There’s a great video of Burton in a small office deep in Disney’s corridors, looking like he’s having the most tortuous work day imaginable. It’s not surprising for Burton to look like a character out of one of his films, but he doesn’t normally embody so perfectly the zombie-like figure trapped in a bewilderingly nightmarish world. It could be Burton playing a particularly beleaguered version of his himself for the camera. Yet he has also said that he felt stuck in an environment that demanded a consistently cute and wholesome style that was alien to the kind of imagination that had drawn him to animation in the first place.

Unable to cut it with the woodland animals, Burton was consigned to work on background design. But there were producers at the studio that saw something in the art he was turning out, and he got the chance to produce an adaption of Hansel and Gretel that would air on the newly launched Disney Channel. The short aired once, on Halloween, and unsurprisingly wasn’t preserved as an instant classic of the Disney canon. It was the 2009 MoMA retrospective of Burton’s work that uncovered the film, at a point where his style had not only developed into a popular body of work, but also a touchstone for teen visual culture. Jack Skellington had become almost as ubiquitous as Mickey Mouse, and way more relevant.

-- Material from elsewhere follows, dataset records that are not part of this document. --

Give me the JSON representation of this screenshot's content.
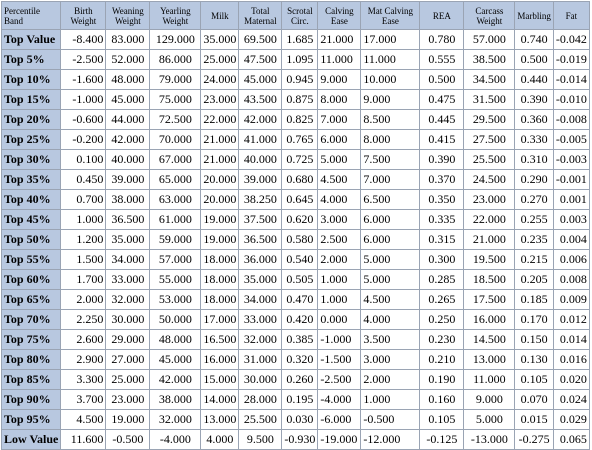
{
  "table": {
    "headers": [
      "Percentile Band",
      "Birth Weight",
      "Weaning Weight",
      "Yearling Weight",
      "Milk",
      "Total Maternal",
      "Scrotal Circ.",
      "Calving Ease",
      "Mat Calving Ease",
      "REA",
      "Carcass Weight",
      "Marbling",
      "Fat"
    ],
    "rows": [
      [
        "Top Value",
        "-8.400",
        "83.000",
        "129.000",
        "35.000",
        "69.500",
        "1.685",
        "21.000",
        "17.000",
        "0.780",
        "57.000",
        "0.740",
        "-0.042"
      ],
      [
        "Top 5%",
        "-2.500",
        "52.000",
        "86.000",
        "25.000",
        "47.500",
        "1.095",
        "11.000",
        "11.000",
        "0.555",
        "38.500",
        "0.500",
        "-0.019"
      ],
      [
        "Top 10%",
        "-1.600",
        "48.000",
        "79.000",
        "24.000",
        "45.000",
        "0.945",
        "9.000",
        "10.000",
        "0.500",
        "34.500",
        "0.440",
        "-0.014"
      ],
      [
        "Top 15%",
        "-1.000",
        "45.000",
        "75.000",
        "23.000",
        "43.500",
        "0.875",
        "8.000",
        "9.000",
        "0.475",
        "31.500",
        "0.390",
        "-0.010"
      ],
      [
        "Top 20%",
        "-0.600",
        "44.000",
        "72.500",
        "22.000",
        "42.000",
        "0.825",
        "7.000",
        "8.500",
        "0.445",
        "29.500",
        "0.360",
        "-0.008"
      ],
      [
        "Top 25%",
        "-0.200",
        "42.000",
        "70.000",
        "21.000",
        "41.000",
        "0.765",
        "6.000",
        "8.000",
        "0.415",
        "27.500",
        "0.330",
        "-0.005"
      ],
      [
        "Top 30%",
        "0.100",
        "40.000",
        "67.000",
        "21.000",
        "40.000",
        "0.725",
        "5.000",
        "7.500",
        "0.390",
        "25.500",
        "0.310",
        "-0.003"
      ],
      [
        "Top 35%",
        "0.450",
        "39.000",
        "65.000",
        "20.000",
        "39.000",
        "0.680",
        "4.500",
        "7.000",
        "0.370",
        "24.500",
        "0.290",
        "-0.001"
      ],
      [
        "Top 40%",
        "0.700",
        "38.000",
        "63.000",
        "20.000",
        "38.250",
        "0.645",
        "4.000",
        "6.500",
        "0.350",
        "23.000",
        "0.270",
        "0.001"
      ],
      [
        "Top 45%",
        "1.000",
        "36.500",
        "61.000",
        "19.000",
        "37.500",
        "0.620",
        "3.000",
        "6.000",
        "0.335",
        "22.000",
        "0.255",
        "0.003"
      ],
      [
        "Top 50%",
        "1.200",
        "35.000",
        "59.000",
        "19.000",
        "36.500",
        "0.580",
        "2.500",
        "6.000",
        "0.315",
        "21.000",
        "0.235",
        "0.004"
      ],
      [
        "Top 55%",
        "1.500",
        "34.000",
        "57.000",
        "18.000",
        "36.000",
        "0.540",
        "2.000",
        "5.000",
        "0.300",
        "19.500",
        "0.215",
        "0.006"
      ],
      [
        "Top 60%",
        "1.700",
        "33.000",
        "55.000",
        "18.000",
        "35.000",
        "0.505",
        "1.000",
        "5.000",
        "0.285",
        "18.500",
        "0.205",
        "0.008"
      ],
      [
        "Top 65%",
        "2.000",
        "32.000",
        "53.000",
        "18.000",
        "34.000",
        "0.470",
        "1.000",
        "4.500",
        "0.265",
        "17.500",
        "0.185",
        "0.009"
      ],
      [
        "Top 70%",
        "2.250",
        "30.000",
        "50.000",
        "17.000",
        "33.000",
        "0.420",
        "0.000",
        "4.000",
        "0.250",
        "16.000",
        "0.170",
        "0.012"
      ],
      [
        "Top 75%",
        "2.600",
        "29.000",
        "48.000",
        "16.500",
        "32.000",
        "0.385",
        "-1.000",
        "3.500",
        "0.230",
        "14.500",
        "0.150",
        "0.014"
      ],
      [
        "Top 80%",
        "2.900",
        "27.000",
        "45.000",
        "16.000",
        "31.000",
        "0.320",
        "-1.500",
        "3.000",
        "0.210",
        "13.000",
        "0.130",
        "0.016"
      ],
      [
        "Top 85%",
        "3.300",
        "25.000",
        "42.000",
        "15.000",
        "30.000",
        "0.260",
        "-2.500",
        "2.000",
        "0.190",
        "11.000",
        "0.105",
        "0.020"
      ],
      [
        "Top 90%",
        "3.700",
        "23.000",
        "38.000",
        "14.000",
        "28.000",
        "0.195",
        "-4.000",
        "1.000",
        "0.160",
        "9.000",
        "0.070",
        "0.024"
      ],
      [
        "Top 95%",
        "4.500",
        "19.000",
        "32.000",
        "13.000",
        "25.500",
        "0.030",
        "-6.000",
        "-0.500",
        "0.105",
        "5.000",
        "0.015",
        "0.029"
      ],
      [
        "Low Value",
        "11.600",
        "-0.500",
        "-4.000",
        "4.000",
        "9.500",
        "-0.930",
        "-19.000",
        "-12.000",
        "-0.125",
        "-13.000",
        "-0.275",
        "0.065"
      ]
    ]
  },
  "colors": {
    "header_bg": "#b8c8e0",
    "grid_line": "#9aa4b4",
    "cell_bg": "#ffffff"
  }
}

The film was Burton’s first attempt at live action, though it feels like the actors have been shrunk down to fit in the film’s world, rather than a translation of Burton’s style to life-size. Everything is spookily animate, from the eyes that cover the house itself to the toys that Burton designed with production designer Rick Heinrichs, who would go on to work on many of Burton’s high-profile projects. It’s more lo-fi and more art-school than the video game worlds of films like 2005’s Charlie and The Chocolate Factory or 2010’s Alice in Wonderland, but otherwise it’s unmistakably Tim Burton.

The only notable deviation from the Burton formula is the all-Asian cast. It could have been a weird-for-weird’s-sake gimmick, casting Asian-American actors in a folk tale that is normally depicted as an Old World Germanic myth. And it’s not like Burton’s saying anything radically progressive about stereotypes here; the final battle is fought out kung-fu style with candy cane nunchucks and throwing star cookies. But it’s an interesting choice from a director whose world of semi-nostalgic, semi-grotesque American Gothic is almost uniformly white.

It feels more at home in a gallery than the Disney Channel, an experiment that doesn’t quite hang together. The visually inventive puppets often steal the scene from the actors, though the performances almost approach a kind of Noh theatre in their stylised movements. It’s weird but not the carefully controlled weird of his later work. Whatever it is, it’s determinedly anti-Disney.